KIRSTEN: AUS IHREN PRIVATEN PAPIEREN
Seit der König nach Norwegen abgereist ist und ich ihn nicht mehr sehen, hören oder riechen kann, fühle ich mich sehr und anhaltend getröstet. Kurz gesagt, ich blühe während seiner Abwesenheit auf, und wenn ich mich jetzt in meinem neuen (schmeichelhafteren) Spiegel anschaue, stelle ich mit Befriedigung fest, daß ich von Tag zu Tag schöner werde.

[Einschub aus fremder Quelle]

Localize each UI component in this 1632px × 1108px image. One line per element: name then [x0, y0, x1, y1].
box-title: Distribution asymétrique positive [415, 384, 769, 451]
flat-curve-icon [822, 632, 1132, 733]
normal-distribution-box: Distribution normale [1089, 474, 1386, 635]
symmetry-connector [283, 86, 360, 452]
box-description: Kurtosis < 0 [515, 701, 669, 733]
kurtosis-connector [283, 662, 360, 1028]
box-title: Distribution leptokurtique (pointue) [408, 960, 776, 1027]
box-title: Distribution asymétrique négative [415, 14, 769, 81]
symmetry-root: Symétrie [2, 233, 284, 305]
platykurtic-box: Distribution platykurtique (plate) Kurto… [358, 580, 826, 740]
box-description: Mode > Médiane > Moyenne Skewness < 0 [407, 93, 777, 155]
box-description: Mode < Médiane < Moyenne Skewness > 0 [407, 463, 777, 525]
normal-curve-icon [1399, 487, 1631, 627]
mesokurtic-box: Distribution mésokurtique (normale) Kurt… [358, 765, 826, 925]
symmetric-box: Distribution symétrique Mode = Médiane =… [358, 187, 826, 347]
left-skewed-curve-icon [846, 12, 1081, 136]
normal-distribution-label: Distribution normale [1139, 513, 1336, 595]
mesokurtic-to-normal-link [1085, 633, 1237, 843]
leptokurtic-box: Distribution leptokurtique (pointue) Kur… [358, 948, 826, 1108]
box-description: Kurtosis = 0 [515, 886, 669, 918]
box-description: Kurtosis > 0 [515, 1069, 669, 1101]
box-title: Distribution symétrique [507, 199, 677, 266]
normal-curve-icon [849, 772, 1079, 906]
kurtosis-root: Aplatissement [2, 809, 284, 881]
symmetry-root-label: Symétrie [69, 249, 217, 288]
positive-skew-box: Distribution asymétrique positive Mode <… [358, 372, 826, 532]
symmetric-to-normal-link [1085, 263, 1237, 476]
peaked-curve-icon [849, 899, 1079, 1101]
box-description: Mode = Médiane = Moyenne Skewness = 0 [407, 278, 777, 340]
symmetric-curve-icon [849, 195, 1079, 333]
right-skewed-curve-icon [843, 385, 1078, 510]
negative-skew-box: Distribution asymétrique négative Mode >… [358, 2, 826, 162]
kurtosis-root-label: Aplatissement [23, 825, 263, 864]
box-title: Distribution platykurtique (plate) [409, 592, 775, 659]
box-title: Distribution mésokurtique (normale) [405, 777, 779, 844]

Ich bete darum, daß er lange Zeit fortbleibt. Das Ausgraben einer Silbermine ist eine kolossale Angelegenheit (wie er mir ja so unbedingt erklären wollte), und mein Mann – mit seiner Neigung, alles im Universum zu überwachen und zu beherrschen – wird vermutlich bleiben wollen, um die Bergleute zu beaufsichtigen, und mit einem derart mit Silber überladenen Schiff zurückkehren, daß es Gefahr läuft, im Skagerrak zu sinken.
Vielleicht versinkt es ja im Skagerrak?
Vielleicht bin ich ja eine glückliche Witwe, bevor das Jahr zu Ende ist?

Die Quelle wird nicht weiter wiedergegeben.